= Rat-race coupler =

Type of radio-frequency coupler

Rat-race coupler

A rat-race coupler, also known as a hybrid ring coupler, is a type of coupler used in RF and microwave systems. In its simplest form, it is a 3 dB coupler and is thus an alternative to a magic tee. Compared to the magic tee, it has the advantage of being easy to realize in planar technologies such as microstrip and stripline, although waveguide rat races are also practical. Unlike magic tees, a rat-race needs no matching structure to achieve correct operation.

The rat-race coupler has four ports, each placed one-quarter wavelength away from each other around the top half of the ring.
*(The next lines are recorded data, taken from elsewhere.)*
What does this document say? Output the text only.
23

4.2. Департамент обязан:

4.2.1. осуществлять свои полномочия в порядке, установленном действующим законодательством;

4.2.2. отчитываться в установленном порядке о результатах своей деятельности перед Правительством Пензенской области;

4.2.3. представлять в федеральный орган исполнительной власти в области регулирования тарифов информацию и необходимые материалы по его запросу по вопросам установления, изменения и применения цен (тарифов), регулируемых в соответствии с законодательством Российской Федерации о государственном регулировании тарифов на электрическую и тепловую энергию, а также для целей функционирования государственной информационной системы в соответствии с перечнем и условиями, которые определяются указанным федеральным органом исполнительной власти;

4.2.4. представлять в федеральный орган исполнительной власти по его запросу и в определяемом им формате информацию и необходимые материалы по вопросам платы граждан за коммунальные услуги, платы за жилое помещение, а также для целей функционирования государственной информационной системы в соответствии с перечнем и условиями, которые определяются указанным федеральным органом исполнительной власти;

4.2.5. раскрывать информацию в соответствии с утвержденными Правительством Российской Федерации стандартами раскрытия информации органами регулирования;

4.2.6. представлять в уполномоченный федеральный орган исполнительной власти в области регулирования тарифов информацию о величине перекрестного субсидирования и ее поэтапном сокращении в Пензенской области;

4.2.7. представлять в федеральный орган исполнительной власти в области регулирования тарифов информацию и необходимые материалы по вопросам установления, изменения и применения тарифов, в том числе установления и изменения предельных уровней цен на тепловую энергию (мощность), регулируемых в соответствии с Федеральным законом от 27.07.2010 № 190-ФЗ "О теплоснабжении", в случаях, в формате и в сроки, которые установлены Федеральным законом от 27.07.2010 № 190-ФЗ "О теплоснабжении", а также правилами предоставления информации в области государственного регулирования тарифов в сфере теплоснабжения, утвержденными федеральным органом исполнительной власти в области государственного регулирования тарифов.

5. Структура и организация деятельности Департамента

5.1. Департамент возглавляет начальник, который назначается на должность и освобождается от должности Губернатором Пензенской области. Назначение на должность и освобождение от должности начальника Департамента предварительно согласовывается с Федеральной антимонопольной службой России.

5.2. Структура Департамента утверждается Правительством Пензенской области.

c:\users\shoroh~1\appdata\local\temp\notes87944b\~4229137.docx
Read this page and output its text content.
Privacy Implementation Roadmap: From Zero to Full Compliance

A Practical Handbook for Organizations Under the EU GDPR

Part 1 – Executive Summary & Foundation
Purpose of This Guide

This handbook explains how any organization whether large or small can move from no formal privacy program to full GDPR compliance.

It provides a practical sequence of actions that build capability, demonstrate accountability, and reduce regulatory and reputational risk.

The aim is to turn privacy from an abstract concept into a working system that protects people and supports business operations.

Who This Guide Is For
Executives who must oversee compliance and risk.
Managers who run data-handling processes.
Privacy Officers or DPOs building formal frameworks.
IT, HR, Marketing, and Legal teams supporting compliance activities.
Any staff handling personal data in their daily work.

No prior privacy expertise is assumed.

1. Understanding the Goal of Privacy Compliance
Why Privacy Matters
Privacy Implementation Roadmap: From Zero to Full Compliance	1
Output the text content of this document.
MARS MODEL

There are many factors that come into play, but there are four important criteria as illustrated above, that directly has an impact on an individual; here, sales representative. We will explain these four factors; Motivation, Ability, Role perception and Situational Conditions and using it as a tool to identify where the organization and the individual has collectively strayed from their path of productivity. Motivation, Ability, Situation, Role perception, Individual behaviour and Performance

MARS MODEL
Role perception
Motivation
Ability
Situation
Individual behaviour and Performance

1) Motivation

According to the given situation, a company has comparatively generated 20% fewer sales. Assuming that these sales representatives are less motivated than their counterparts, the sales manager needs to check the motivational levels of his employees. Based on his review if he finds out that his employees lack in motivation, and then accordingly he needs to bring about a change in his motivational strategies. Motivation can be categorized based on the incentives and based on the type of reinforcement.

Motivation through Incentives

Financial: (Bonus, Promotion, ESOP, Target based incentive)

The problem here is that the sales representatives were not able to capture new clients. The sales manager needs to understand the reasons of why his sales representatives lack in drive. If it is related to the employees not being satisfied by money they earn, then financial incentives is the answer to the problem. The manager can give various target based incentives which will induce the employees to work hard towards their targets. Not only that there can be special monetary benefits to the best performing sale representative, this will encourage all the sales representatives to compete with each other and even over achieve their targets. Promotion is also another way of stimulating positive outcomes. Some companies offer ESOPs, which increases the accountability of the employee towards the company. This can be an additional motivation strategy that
The bottom half of the ring is three-quarter wavelengths in length. The ring has a characteristic impedance of factor $\sqrt{2}$ compared to port impedance.

A signal input on port 1 will be split between ports 2 and 4, and port 3 will be isolated. The full scattering matrix for an ideal 3 dB rat-race is

$$S = \frac{-i}{\sqrt{2}}
\begin{pmatrix}
 0 & 1 & 0 & -1 \\
 1 & 0 & 1 & 0 \\
 0 & 1 & 0 & 1 \\
-1 & 0 & 1 & 0
\end{pmatrix}$$

Arithmetics with rat-race coupler

Rat-race couplers are used to sum two in-phase combined signals with essentially no loss or to equally split an input signal with no resultant phase difference between its outputs. It is also possible to configure the coupler as a 180 degree phase-shifted output divider or to sum two 180 degree phase-shifted combined signals with almost no loss.